I take my bike rides at night during the hottest time of the year. The hilly streets around here are quiet, lights flash on the front and back of my bike, I wear white, and a helmet. I can get a good aerobic, mind-clearing ride while listening to Bill Moyers, the timer in my pocket counting down an arbitrary 37 minutes.
One thing I’ve noticed this summer is a stinking garbage truck that races down the Avenue between 1 and 2 a.m., the same time I’m usually pumping up and down the hills. Since the streets are empty, the truck rumbles along at top speed, trailing a wake of wet stink that hangs in the humid air for two blocks behind it.
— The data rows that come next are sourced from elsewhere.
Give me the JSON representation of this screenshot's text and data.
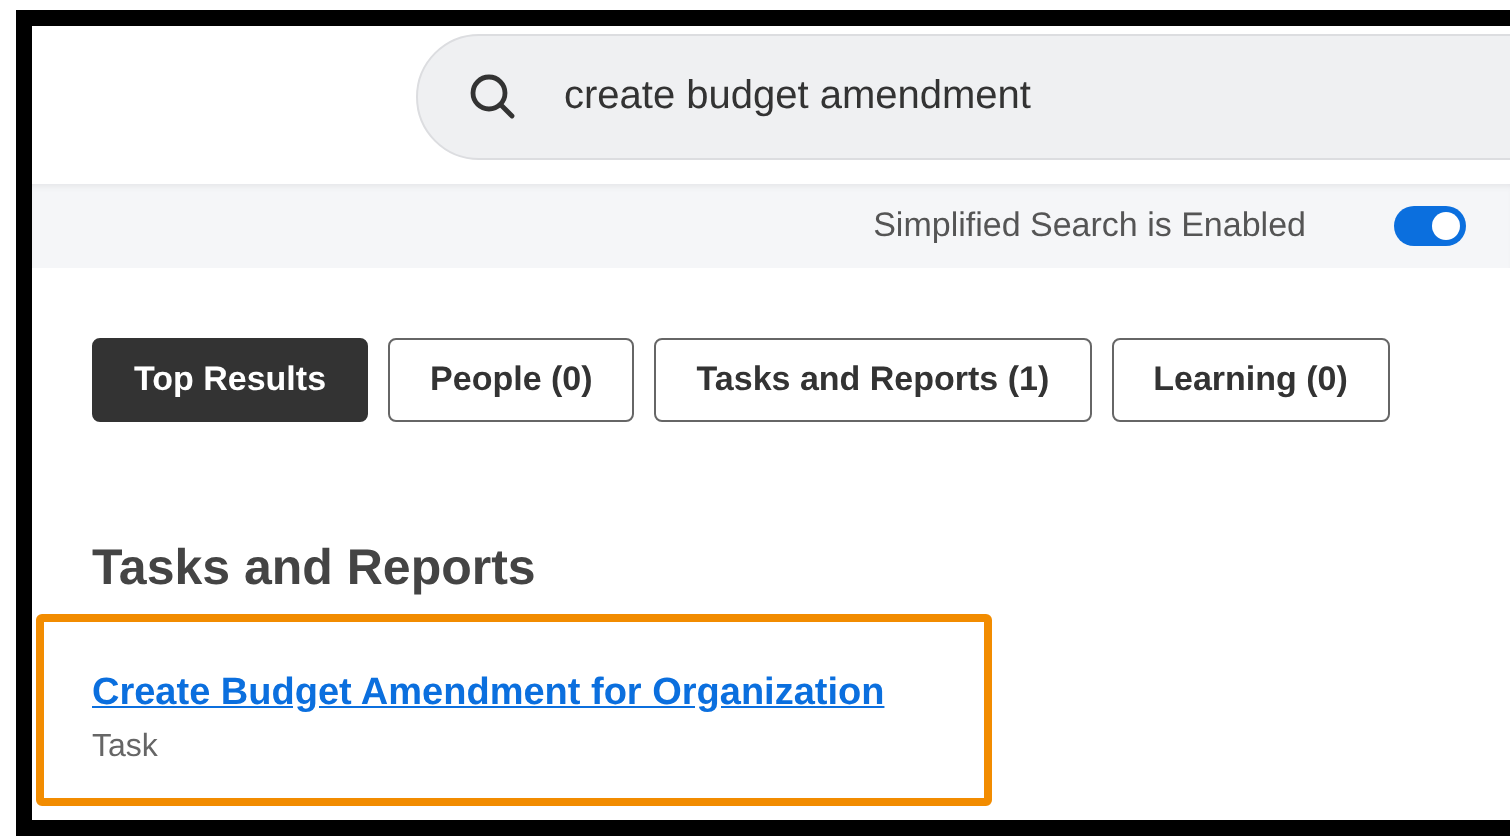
{
  "search": {
    "value": "create budget amendment"
  },
  "simplified_search": {
    "label": "Simplified Search is Enabled",
    "on": true
  },
  "tabs": [
    {
      "label": "Top Results",
      "selected": true
    },
    {
      "label": "People (0)",
      "selected": false
    },
    {
      "label": "Tasks and Reports (1)",
      "selected": false
    },
    {
      "label": "Learning (0)",
      "selected": false
    }
  ],
  "section": {
    "title": "Tasks and Reports",
    "results": [
      {
        "title": "Create Budget Amendment for Organization",
        "type": "Task",
        "highlighted": true
      }
    ]
  }
}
I keep an eye out for the stinking truck, and smile when I manage to turn up another street to avoid breathing in its humid reek. Last night, though, they were doing road repairs on both ends of Seaman Avenue. The broad avenue was blocked off by trucks running their engines to keep the overtime crews inside cool. I found alternate uphills on a much shortened route and was coming up Indian Road, a fairly steep incline, when the stinking garbage truck roared around the blind turn and came at me on the narrow street. That I was riding a bicycle uphill and they were speeding the wrong way on a one-way street did not come into the equation for anyone but me.
“Motherfucking stink merchants,” I muttered as I managed to leap a mercifully low curb and continue up the sidewalk next to the narrow one way street. Then I turned right, breathing hard, and headed into two blocks of the truck’s foul backwash.